CULTURE NOTES - JULY
 
This is the safest time to prune modern roses. Plants are now dormant enough to quickly respond to the stimulus that pruning provides to the plants. Old roses, climbers and ramblers, should at this time only have non-productive wood removed. After blooming in Spring/Summer these types will generate new wood for flowering in the following Spring.

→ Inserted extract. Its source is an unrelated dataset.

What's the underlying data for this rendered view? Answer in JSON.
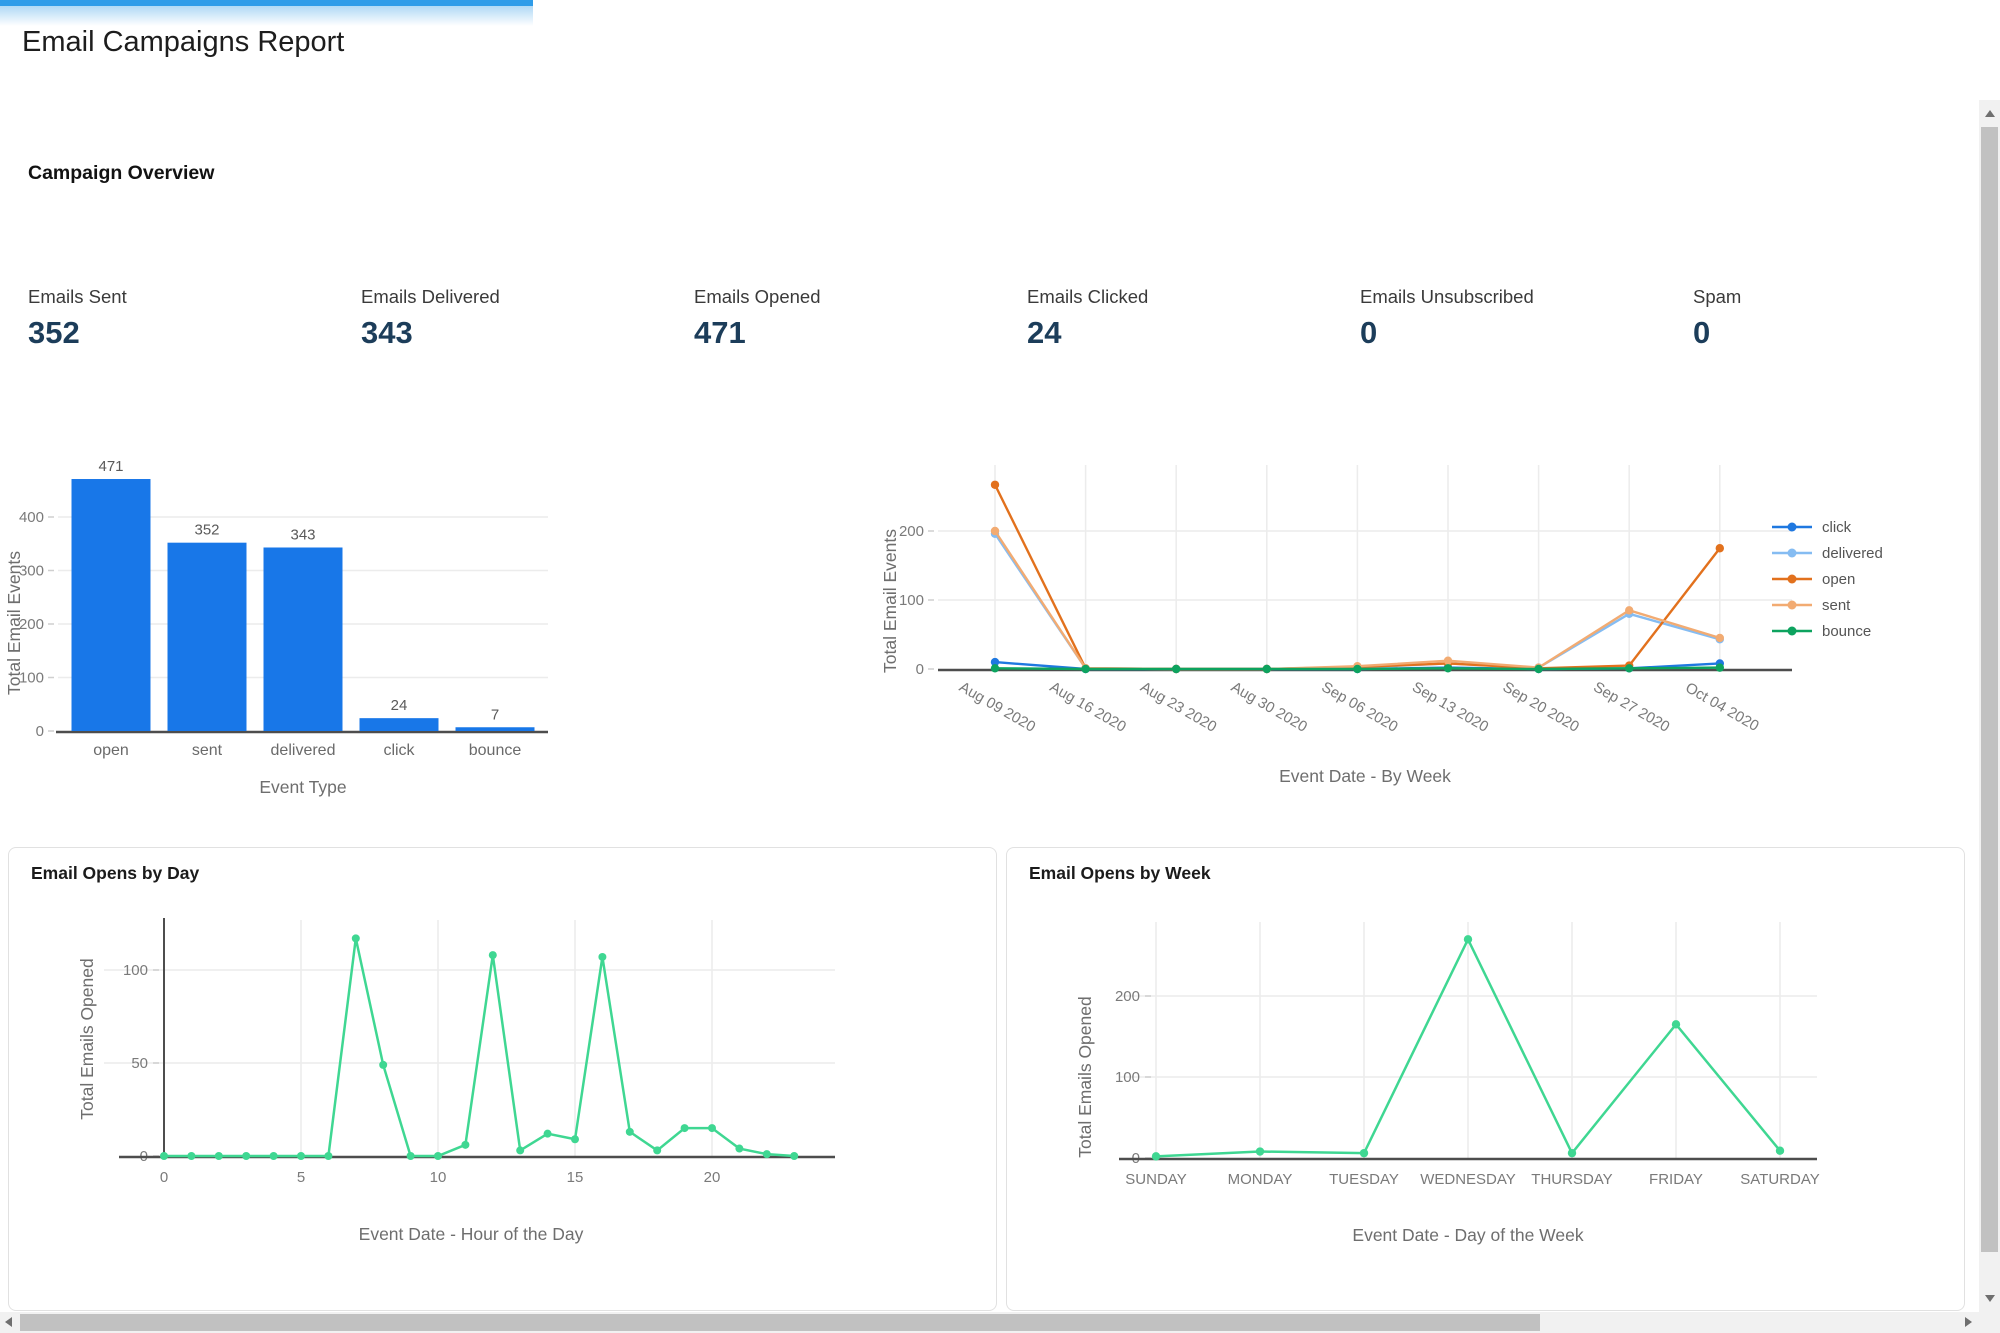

If you followed my suggestions on Summer Trimming (February), there will not be as much work involved in pruning the plants. We took the opportunity to remove unproductive wood at that time and less work is required now. Failing that, approach pruning your modern roses first of all by distinguishing old from new wood, and work to retain only young wood on the plant. Any wood growing into and across the centre of the plant is to be removed whether old or young. Aim to give the plant a vigorous future by now removing oldest canes at the base of the plant, hopefully leaving 4 or 5 young canes for the coming season. These canes will be trimmed from the top down just above a plump bud in the leaf axil.

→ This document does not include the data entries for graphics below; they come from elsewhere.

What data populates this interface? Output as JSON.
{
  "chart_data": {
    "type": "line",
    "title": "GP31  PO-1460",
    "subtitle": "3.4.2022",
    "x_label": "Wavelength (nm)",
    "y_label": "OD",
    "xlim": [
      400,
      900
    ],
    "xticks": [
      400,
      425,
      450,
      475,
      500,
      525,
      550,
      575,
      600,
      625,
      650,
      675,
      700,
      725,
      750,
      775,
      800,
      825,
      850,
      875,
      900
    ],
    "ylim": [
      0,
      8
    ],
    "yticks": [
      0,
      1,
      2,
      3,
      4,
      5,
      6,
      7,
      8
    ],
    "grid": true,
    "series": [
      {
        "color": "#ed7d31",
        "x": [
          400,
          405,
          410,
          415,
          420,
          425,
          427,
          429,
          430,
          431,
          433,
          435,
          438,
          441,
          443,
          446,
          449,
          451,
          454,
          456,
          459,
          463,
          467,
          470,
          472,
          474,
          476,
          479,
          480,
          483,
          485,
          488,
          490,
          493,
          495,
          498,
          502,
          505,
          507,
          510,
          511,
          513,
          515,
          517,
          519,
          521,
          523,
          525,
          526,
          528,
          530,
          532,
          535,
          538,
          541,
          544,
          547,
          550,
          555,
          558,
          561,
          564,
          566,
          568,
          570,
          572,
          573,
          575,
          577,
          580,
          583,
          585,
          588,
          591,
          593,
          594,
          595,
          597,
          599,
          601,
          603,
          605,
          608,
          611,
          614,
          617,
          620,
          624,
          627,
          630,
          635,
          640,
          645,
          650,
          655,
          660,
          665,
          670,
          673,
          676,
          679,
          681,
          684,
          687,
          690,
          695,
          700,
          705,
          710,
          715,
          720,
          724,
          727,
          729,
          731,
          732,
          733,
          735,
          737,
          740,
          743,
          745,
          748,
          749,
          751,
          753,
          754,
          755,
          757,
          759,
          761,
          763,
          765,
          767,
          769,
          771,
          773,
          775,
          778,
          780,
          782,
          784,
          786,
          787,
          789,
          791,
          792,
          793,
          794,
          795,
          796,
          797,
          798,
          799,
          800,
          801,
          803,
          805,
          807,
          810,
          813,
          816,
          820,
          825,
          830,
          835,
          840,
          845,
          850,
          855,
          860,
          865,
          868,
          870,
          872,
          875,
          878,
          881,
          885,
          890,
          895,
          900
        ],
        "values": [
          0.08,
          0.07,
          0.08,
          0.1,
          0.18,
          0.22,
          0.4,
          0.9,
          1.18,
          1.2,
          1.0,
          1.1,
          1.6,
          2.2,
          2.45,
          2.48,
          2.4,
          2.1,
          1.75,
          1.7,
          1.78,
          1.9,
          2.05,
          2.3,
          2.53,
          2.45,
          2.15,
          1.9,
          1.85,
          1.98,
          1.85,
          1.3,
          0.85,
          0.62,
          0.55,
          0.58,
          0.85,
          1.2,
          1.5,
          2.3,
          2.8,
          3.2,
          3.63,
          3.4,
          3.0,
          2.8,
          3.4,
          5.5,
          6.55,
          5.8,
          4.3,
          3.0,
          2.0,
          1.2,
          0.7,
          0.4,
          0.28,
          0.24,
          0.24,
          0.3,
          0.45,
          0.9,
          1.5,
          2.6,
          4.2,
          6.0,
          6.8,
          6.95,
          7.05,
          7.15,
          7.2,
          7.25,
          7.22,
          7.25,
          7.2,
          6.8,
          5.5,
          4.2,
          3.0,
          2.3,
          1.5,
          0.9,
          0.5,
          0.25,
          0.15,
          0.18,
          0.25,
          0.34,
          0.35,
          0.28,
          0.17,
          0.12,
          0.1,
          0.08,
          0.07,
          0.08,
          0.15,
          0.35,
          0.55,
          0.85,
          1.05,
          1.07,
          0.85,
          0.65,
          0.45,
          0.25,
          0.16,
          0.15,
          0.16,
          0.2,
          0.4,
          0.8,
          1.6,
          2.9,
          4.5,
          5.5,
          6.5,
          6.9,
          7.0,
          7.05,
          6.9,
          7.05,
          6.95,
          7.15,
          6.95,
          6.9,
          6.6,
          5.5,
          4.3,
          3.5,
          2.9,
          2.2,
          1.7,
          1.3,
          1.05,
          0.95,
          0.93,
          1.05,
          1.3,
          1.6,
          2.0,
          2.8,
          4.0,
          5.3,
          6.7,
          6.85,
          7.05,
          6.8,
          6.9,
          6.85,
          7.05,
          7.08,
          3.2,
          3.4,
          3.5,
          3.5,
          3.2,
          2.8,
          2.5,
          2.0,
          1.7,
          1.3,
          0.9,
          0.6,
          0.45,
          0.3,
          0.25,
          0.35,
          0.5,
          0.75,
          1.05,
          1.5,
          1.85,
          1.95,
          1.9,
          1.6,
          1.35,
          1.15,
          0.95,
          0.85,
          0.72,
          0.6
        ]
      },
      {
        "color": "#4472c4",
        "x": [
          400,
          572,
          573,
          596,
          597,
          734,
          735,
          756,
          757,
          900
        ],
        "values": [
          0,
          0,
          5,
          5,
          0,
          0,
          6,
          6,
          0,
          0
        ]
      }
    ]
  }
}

Do not prune modern roses by cutting rose canes crew-cut style. This perpetuates the continuing existence of non-productive old wood, and considerably retards development of laterals on new wood, by effectively cutting to immature buds down the canes. Our climate is kinder than English conditions. We do not need to prune hard as is necessary there. We have inherited pruning methods from English books, but they do not apply in more temperate zones. There is no mystery to rose pruning. The object is to remove canes to encourage the plant to produce new canes. Cut out the old to create the new.